Category Archives: RethinkDB

getNearest(RethinkDB Upgrade);

With last week’s release of version 1.15.0 (appropriately codenamed “Lawrence of Arabia”), RethinkDB has finally (did I just say finally?) added one of the most-requested features: Geospatial support. Sporting a shiny new set of geo types, functions, and indexes, it’s harder than ever to find excuses not to try RethinkDB.

Several of my current skunkworks projects involve geospatial data in one way or another. RethinkDB’s lack of support was sending me back to Postgres, which, while mature and feature-filled, is also a bit of an overcomplicated mess. Attempts to make PostGIS easier to use, like ORM add-ons, instead tend to make things even more complicated. (The ActiveRecord adapter, for example, wants to store geographies — but for many applications, many of the functions you’ll want operate only on geometries, meaning you have to cast every. single. query.)

RethinkDB’s geo support, on the other hand, is a reimagining of what people actually want in geospatial functions in today’s applications. Want to do a KNN search? No sweat. getNearest has you covered. Need to find some intersecting areas? getIntersecting, duh. Circles and points are easily created with circle and point. It’s so humane it will blow your mind.

Postgres with PostGIS is currently a lot faster for nearest neighbor searches—we’re talking at least an order of magnitude—but I still find RethinkDB more pleasant to use. Not only is ReQL’s getNearest much easier to remember, but the way ReQL is evaluated means I don’t get the SQL Injection Heebie Jeebies every time I have to work with location data from the big bad outside world.

Curiously, getIntersecting does not suffer from getNearest‘s performance issues. It’s instead right on par with PostGIS, and — if the very idea doesn’t make you feel dirty — can even be used to get near-PostGIS KNN performance out of RethinkDB in most applications. (Imagine for a moment you’re making a Yelp competitor. We don’t care about the true K nearest neighbors so much as what’s immediately around the user. If you’re scoping to, say, 5 miles anyway, who cares what the query looks like as long as the results are useful? Call getIntersecting with a 5 mile circle originating at the user’s location. Bam!)

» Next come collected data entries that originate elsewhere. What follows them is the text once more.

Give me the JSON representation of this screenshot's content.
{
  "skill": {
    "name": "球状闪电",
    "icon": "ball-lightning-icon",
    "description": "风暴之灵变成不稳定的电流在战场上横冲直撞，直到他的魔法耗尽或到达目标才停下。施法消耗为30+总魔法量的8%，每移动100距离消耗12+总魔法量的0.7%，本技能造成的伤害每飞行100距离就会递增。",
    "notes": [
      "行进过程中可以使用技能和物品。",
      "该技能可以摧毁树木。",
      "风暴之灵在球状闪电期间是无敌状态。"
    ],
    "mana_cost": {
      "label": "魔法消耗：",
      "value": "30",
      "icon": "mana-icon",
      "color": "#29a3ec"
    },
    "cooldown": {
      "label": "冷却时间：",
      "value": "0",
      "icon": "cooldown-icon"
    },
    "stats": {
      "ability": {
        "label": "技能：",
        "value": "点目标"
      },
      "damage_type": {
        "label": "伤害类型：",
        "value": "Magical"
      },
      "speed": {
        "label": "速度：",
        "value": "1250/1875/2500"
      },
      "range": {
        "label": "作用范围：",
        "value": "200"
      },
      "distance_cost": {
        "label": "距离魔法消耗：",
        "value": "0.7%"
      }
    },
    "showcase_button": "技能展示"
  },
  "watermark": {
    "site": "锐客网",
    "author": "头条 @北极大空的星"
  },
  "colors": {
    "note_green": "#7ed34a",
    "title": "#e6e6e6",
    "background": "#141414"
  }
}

It’s an exciting time to be playing with location-based apps! While I haven’t used every data store out there, RethinkDB 1.15 has made things much simpler than anything I’ve used to this point.

Order

In my discussion of RethinkDB, I mentioned that ReQL is inspired by functional languages.

What I neglected to mention is that this will serve as an initial stumbling block for some developers. Being functional, it makes use of chaining, and results from one function are fed into the next. This means that order matters in ReQL.

This does open up some power you don’t have in SQL (and some non-SQL query languages too), but simultaneously introduces a potential for error.

Let’s take a look at a simple use case: We want the results ordered, but we only want 5 of them.

In standard SQL, this is unambiguous. There’s only one allowable way to write the query. If you try to LIMIT before ORDERing, your DB (PostgreSQL, in this case) will drop the hammer:

SELECT avg_max_f FROM heat_index_data WHERE state = 'Arizona' LIMIT 5 ORDER BY date DESC;

ERROR:  syntax error at or near "ORDER"
LINE 1: ...M heat_index_data WHERE state = 'Arizona' LIMIT 5 ORDER BY d...

Write it correctly, with LIMIT at the end, and we’re good:

SELECT avg_max_f FROM heat_index_data WHERE state = 'Arizona' ORDER BY date DESC LIMIT 5;

weather_dev=# SELECT avg_max_f FROM heat_index_data WHERE state = 'Arizona' ORDER BY date DESC LIMIT 5;
 avg_max_f
-----------
     59.16
     60.57
     58.51
     54.11
      51.8
(5 rows)

But ReQL is functional. It doesn’t care where you stick your limits or orderBys and it doesn’t care how many of them you have. You can orderBy(r.asc(date)).orderBy(r.desc(date)) for all it cares. Data comes out of one function and is fed into the next.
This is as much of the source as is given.